2022年7月7日

鳥取県感染最多215人 山陰コロナ「第7波入り」

 鳥取県は6日、県内で新たに215人が新型コロナウイルスに感染したと発表した。1日当たりの新規感染者数としては2月23日の211人を上回り、過去最多。鳥取県の平井伸治知事と島根県の丸山達也知事は同日、米子市内で両県知事会議を開き、両県で流行「第7波」に入ったとの認識で一致、危機感を強めた。

 鳥取県西部では感染経路不明者が増えており、県新型コロナウイルス感染症対策推進課は「職場、学校、家庭など地域内でウイルスが回っている傾向がある」と分析。基本的な感染対策の徹底と無料検査の活用を呼びかける。

 知事会議では、感染拡大を抑えるため新型コロナウイルスのオミクロン株の派生型「BA・5」などの感染事例や遺伝子情報の解析結果を共有し、医療提供体制の協力についても調整を始めることを確認した。

 平井知事は「両県は第7波にある。今後、明らかになる新しい変異株の特徴を両県で共有し対策を進化させなければならない」と強調。丸山知事も「緊張感を持たないといけない。大きな感染の波と受け止めている」と述べた。

 鳥取県西部で感染者が多い現状について丸山知事は「本県の感染拡大が鳥取県に影響を与えている」との認識を示しつつ、現状で移動制限や往来の自粛はしない考えを示した。平井知事も、鳥取県の病床使用率が1割に満たない現状を踏まえ「今の段階からお互いの往来を遮断するのは、かえって経済社会に対する打撃の方が大きくなり過ぎるのでは」との見解を示した。

 鳥取県内では、鳥取市の浜村小と米子市の事業所、高齢者福祉施設で感染者集団(クラスター)が発生。

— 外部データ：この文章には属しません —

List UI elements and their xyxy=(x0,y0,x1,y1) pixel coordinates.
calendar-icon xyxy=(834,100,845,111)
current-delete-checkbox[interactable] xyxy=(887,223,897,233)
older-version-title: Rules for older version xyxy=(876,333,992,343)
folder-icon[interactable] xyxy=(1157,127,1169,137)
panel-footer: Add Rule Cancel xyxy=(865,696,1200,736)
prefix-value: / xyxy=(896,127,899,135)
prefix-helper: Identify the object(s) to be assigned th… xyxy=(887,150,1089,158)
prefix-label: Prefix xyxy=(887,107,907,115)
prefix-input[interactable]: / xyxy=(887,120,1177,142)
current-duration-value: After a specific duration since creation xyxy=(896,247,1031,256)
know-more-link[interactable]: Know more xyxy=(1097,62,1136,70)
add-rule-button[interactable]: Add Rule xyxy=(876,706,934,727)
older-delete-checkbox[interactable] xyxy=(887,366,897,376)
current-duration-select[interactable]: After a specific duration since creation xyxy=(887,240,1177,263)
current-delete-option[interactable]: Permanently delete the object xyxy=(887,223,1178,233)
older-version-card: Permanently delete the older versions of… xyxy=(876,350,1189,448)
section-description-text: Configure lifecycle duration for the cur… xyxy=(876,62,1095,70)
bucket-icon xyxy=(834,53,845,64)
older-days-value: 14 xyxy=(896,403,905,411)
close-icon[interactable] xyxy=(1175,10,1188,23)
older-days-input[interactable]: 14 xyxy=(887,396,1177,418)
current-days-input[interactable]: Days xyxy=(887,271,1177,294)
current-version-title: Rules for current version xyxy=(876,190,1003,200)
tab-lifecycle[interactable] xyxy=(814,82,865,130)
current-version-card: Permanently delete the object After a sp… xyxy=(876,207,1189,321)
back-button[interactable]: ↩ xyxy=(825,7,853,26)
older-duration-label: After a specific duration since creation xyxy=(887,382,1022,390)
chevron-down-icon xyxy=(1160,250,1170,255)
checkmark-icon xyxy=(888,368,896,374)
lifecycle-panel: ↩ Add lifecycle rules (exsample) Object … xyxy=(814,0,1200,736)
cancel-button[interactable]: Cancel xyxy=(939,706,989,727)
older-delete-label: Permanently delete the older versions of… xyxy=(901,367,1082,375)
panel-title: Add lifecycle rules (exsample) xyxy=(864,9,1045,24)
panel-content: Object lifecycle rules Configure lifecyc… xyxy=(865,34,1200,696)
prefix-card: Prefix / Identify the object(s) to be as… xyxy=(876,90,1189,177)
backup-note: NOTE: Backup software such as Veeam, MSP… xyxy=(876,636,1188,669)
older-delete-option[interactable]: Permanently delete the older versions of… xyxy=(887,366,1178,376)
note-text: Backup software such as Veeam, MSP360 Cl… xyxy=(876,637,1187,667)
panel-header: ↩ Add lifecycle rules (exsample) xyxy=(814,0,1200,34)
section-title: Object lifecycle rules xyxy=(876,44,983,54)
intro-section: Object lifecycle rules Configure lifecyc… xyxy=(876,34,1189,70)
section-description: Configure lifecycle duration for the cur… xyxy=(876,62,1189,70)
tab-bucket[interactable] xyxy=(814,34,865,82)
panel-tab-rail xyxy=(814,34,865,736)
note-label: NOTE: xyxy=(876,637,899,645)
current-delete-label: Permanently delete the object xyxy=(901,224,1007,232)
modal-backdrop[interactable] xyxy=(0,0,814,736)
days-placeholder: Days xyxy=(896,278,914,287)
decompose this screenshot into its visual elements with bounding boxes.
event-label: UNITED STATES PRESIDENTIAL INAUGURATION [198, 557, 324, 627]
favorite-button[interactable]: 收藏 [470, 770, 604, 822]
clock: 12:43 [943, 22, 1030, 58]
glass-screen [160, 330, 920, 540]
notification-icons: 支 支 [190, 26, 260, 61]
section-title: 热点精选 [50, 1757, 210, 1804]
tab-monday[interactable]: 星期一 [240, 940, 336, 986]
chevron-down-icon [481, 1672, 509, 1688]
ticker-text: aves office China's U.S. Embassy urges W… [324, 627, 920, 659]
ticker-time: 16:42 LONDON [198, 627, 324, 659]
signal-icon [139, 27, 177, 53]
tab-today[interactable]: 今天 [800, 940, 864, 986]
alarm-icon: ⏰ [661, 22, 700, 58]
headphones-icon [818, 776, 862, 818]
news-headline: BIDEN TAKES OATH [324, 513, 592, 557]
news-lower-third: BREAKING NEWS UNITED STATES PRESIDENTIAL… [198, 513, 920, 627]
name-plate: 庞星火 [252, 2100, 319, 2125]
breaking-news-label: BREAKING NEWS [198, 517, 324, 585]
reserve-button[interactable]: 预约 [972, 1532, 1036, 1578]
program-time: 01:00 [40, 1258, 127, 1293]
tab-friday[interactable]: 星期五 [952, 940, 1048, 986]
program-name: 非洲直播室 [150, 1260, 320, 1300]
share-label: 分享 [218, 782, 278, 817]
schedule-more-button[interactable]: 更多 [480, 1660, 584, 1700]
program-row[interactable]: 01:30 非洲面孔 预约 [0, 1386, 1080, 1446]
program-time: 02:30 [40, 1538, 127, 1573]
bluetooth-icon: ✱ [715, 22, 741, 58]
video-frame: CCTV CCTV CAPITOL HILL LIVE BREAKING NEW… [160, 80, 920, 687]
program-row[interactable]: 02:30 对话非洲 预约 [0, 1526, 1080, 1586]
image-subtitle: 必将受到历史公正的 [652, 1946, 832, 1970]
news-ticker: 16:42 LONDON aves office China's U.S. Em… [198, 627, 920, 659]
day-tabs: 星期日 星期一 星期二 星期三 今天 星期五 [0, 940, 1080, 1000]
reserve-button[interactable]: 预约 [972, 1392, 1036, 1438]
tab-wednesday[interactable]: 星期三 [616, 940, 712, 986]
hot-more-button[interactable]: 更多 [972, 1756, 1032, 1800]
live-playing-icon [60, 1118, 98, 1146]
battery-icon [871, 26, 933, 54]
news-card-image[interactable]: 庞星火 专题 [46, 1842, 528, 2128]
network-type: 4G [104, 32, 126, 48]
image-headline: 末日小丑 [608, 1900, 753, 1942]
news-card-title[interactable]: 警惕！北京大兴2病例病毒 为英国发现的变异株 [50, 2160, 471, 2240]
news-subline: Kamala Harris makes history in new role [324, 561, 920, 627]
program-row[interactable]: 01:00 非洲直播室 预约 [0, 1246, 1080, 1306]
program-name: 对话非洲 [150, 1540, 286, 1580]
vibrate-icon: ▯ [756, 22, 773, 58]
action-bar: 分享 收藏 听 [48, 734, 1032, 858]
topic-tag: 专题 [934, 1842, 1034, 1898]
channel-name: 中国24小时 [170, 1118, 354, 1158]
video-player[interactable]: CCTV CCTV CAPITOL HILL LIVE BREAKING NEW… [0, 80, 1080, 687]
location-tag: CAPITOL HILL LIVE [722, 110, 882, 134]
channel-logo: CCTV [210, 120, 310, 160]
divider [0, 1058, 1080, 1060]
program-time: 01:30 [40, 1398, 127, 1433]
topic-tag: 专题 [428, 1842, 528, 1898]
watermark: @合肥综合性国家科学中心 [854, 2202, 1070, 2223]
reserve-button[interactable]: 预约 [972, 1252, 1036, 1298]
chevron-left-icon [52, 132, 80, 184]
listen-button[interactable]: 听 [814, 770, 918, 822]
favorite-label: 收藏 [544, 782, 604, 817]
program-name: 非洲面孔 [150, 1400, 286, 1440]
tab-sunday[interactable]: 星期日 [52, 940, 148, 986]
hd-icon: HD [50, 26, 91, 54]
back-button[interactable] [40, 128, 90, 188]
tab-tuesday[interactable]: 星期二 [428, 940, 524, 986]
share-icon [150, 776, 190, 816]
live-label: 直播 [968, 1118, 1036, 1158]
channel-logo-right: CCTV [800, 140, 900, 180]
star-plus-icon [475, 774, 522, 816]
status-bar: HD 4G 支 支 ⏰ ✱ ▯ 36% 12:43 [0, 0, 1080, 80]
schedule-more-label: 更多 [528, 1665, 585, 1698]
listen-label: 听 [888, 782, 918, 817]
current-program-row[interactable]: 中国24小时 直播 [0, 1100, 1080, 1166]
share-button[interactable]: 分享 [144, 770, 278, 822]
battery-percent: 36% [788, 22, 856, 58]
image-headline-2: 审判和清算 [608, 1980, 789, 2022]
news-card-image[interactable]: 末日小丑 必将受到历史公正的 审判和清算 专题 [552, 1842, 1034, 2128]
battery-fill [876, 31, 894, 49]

浜村小は3、4日両日で関係者8人、事業所は1~3日に従業員6人、高齢者福祉施設は1~5日に利用者と職員計9人が感染した。

 鳥取県内の累計感染者数は1万7440人となった。

新型コロナ感染状況(6日)

 【鳥取大】鳥取キャンパスの職員1人、米子キャンパスの職員4人。

 【鳥取県】県庁舎の職員2人、県東部の地方機関職員1人、県中部の地方機関職員2人、西部総合事務所の職員1人の計6人。いずれも不特定多数の県民と接する業務に従事していない。県立中央病院に勤務する職員1人。職場内に接触者はおらず、院内感染の恐れはないため通常診療を継続している。

 【新日本海新聞社】社員1人。保健所の指導に従い対応している。

 【米子市教委】湊山中で新たに2人、10日まで学年閉鎖。福生東小で新たに1人、6日まで学級閉鎖とした。福米西小、就将小、東山中、弓ケ浜中の一部学級は6日から再開。

 【境港市教委】誠道公民館で新たに関係者1人。7日から当面、休館とする。参院選の投票所となる10日午前7時~午後8時は開館。

 【大山町】本庁舎勤務の職員1人。通常通り業務を行っている。

 【大山町教委】大山きゃらぼく保育園で新たに関係者2人。引き続き休園する。

 【江府町教委】新たに子供の国保育園で1人、奥大山江府学園で5人。保育園は通常通り開所。同学園は一部の学級閉鎖を続ける。

 【鳥取県西部広域行政管理組合】事務局職員1人。通常通り業務を行っている。

 【中国電力】島根原発で社員1人、協力会社社員5人。三隅発電所で協力会社社員3人。発電所の運営に影響はない。